The other day I saw the 2012 documentary by filmmaker John Borowski, Carl Panzram: The Spirit of Hatred and Vengeance.
It is a biography of Carl Panzram (1891 – 1930), an American serial killer, rapist, arsonist and burglar. Known for his confession to his only friend, prison guard Henry Lesser, in graphic detail Panzram confessed to 21 murders and to having sodomized over 1,000 males. He is arguably one of the most violent and evil men who ever lived, a psychopath, and the perfect product of American prisons and punishment.
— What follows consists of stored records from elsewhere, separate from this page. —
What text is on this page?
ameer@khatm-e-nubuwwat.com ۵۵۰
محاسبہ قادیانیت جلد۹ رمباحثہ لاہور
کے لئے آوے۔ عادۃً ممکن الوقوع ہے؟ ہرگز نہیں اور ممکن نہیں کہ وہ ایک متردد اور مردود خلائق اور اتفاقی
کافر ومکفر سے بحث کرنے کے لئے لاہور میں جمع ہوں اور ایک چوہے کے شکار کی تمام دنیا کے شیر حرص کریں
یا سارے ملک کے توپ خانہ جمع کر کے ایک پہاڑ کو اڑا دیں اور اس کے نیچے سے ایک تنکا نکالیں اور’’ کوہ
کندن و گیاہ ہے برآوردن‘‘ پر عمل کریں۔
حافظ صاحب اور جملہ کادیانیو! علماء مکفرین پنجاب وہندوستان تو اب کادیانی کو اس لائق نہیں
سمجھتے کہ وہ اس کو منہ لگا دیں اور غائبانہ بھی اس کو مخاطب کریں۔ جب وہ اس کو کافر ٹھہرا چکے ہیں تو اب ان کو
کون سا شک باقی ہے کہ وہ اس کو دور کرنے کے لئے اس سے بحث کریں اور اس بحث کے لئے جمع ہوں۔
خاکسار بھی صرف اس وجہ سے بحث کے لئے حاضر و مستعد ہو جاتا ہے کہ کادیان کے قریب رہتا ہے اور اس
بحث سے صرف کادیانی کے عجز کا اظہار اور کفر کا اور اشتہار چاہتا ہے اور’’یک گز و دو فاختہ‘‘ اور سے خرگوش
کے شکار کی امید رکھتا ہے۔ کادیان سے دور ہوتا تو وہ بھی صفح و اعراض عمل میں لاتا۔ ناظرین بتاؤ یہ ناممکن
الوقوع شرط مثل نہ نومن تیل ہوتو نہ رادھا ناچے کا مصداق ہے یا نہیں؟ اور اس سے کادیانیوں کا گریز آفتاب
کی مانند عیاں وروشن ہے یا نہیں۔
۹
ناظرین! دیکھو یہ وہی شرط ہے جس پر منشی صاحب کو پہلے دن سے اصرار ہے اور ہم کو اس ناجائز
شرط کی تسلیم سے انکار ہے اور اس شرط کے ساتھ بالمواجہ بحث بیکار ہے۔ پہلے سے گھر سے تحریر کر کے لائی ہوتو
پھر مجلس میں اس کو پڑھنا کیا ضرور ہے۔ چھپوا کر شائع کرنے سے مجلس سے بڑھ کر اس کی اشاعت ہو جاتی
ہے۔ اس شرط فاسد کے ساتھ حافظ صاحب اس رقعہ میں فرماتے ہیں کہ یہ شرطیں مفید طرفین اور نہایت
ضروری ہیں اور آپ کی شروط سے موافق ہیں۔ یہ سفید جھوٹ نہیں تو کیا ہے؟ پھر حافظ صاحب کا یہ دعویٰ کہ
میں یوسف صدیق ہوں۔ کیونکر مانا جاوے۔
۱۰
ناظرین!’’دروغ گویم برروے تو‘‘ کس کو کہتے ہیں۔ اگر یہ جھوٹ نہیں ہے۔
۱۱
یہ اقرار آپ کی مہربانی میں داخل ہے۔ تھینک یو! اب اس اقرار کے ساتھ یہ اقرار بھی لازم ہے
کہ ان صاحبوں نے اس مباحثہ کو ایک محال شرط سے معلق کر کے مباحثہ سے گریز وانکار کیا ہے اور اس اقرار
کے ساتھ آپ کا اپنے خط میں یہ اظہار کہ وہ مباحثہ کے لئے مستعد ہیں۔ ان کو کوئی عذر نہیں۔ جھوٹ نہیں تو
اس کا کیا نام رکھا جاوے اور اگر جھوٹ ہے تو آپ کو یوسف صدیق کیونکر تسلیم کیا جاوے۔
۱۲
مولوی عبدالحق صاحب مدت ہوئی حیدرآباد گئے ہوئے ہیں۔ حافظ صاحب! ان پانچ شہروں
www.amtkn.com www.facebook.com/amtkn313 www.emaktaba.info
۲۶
His life of mayhem was so repellently distinguished that it inspired a 1970 biography, Killer: A Journal of Murder, by Thomas Gaddis and James O. Long, a book that was later adapted into a 1995 film of the same title, starring James Woods. His story is also recounted in lurid detail by a New York police detective named Mark Gado in an article entitled “Carl Panzram: Too Evil to Live” that appears in the “Serial Killers from History” section of Court TV’s website.
Penzram was born into the family of five brothers and one sister, a single mother—a harsh disciplinarian—and all lived on a small, worked-out northern Minnesota farm. He began stealing at an early age, and in 1903 at age 11 he was sent by his mother to the Minnesota State Training School at Red Wing, where his education began.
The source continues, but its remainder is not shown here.